Review - The Snowman (Marlowe Theatre)

With Christmas over and done with it seems rather strange to dive back into winter wonderland with The Snowman, but the timeless story is a joy to watch no matter what.

Photo credit - Herbie Knott
The current production of The Snowman, which originated at the Birmingham Repertory Theatre, has been enchanting audiences young and old for many years now. Based on Raymond Briggs' beloved children's book, The Snowman takes audiences on a magical adventure filled with dancing woodland animals, a jolly Father Christmas, and an icy Jack Frost!  

The story itself is a quaint one, which could be seen to parallel The Nutcracker in several ways. A young boy builds a snowman which comes to life, and together the pair explore the boy’s own home before heading off to a snowy winter haven, filled with frolicking reindeer and snowpeople from all over the globe. It’s an irresistible tale, which will have its youngest audience members entranced, while older theatregoers will have a hard time not succumbing to the nostalgia it exudes!

Of course, the most anticipated moment of the show is the famous flying scene. There's no denying a sense of awe is elicited when the boy and his snowman lift up into the air, accompanied by the unmistakable vocals of a young Aled Jones singing Howard Blake’s Walking In The Air, now a bonafide Christmas classic!

Unfortunately, the sentimental element does seem to come at a price. This show first opened over 20 years ago, and as such the set design and costumes do appear to lack the kind of vibrancy and sleekness found in more modern children’s theatre productions. It would be nice to see The Snowman given a fresh lick of figurative paint, as in its current form it feels slightly tired.

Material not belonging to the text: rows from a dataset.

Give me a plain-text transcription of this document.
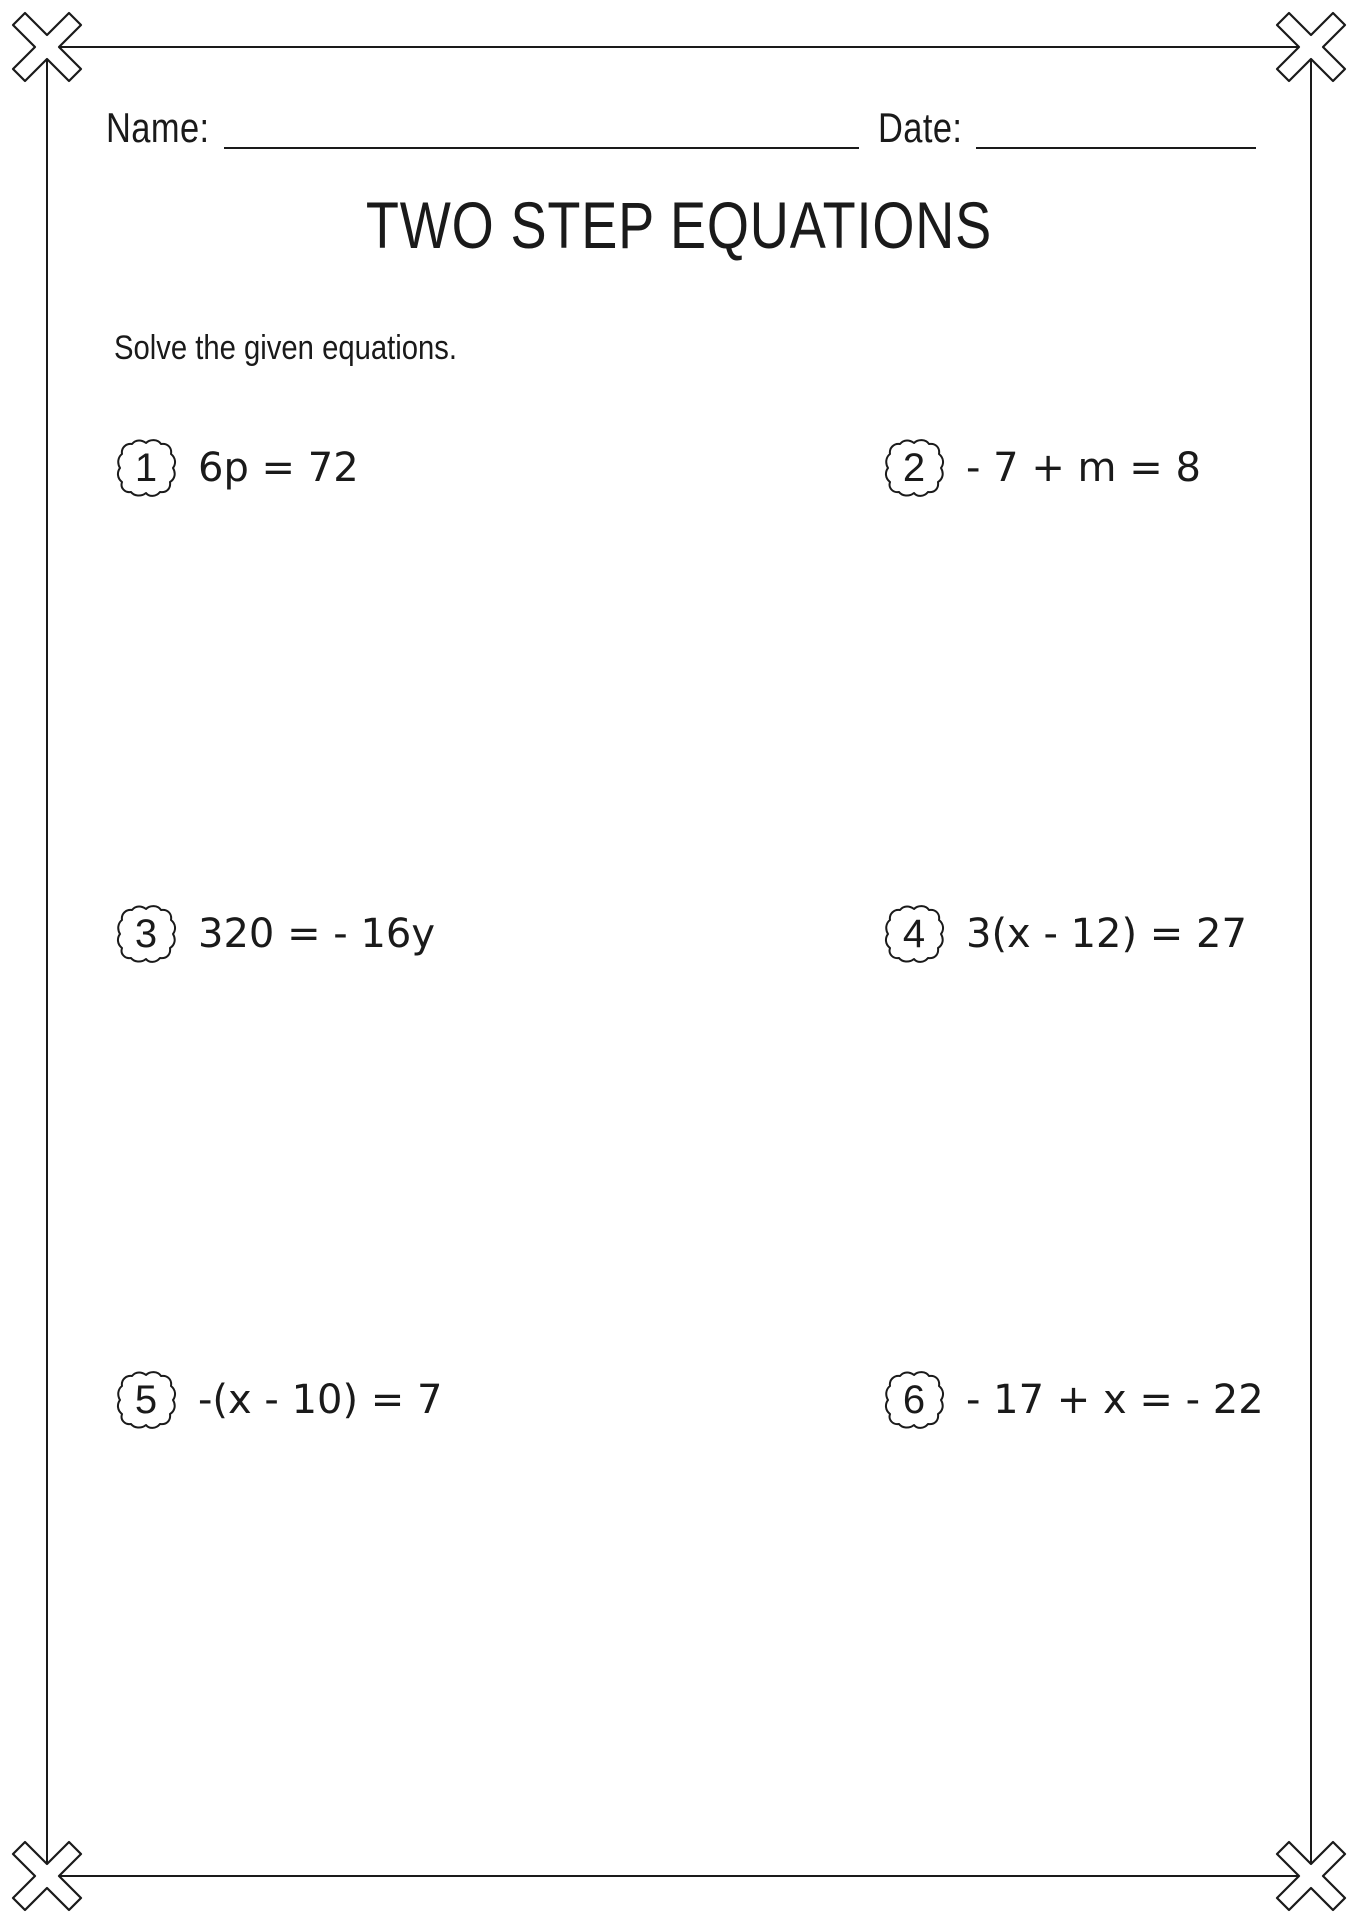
Name:	Date:
TWO STEP EQUATIONS
Solve the given equations.
1	6p = 72	2	- 7 + m = 8
3	320 = - 16y	4	3(x - 12) = 27
5	-(x - 10) = 7	6	- 17 + x = - 22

Although this production’s design does feels dated, the story itself is still fresh and no doubt provides many children with their first introduction to professional dance, which in itself is worth a mention! It is a shame that the sets and costumes feel like they could benefit from a refresh, as the magic of The Snowman is in its spectacle, however, there is still more than enough to keep audiences entertained throughout.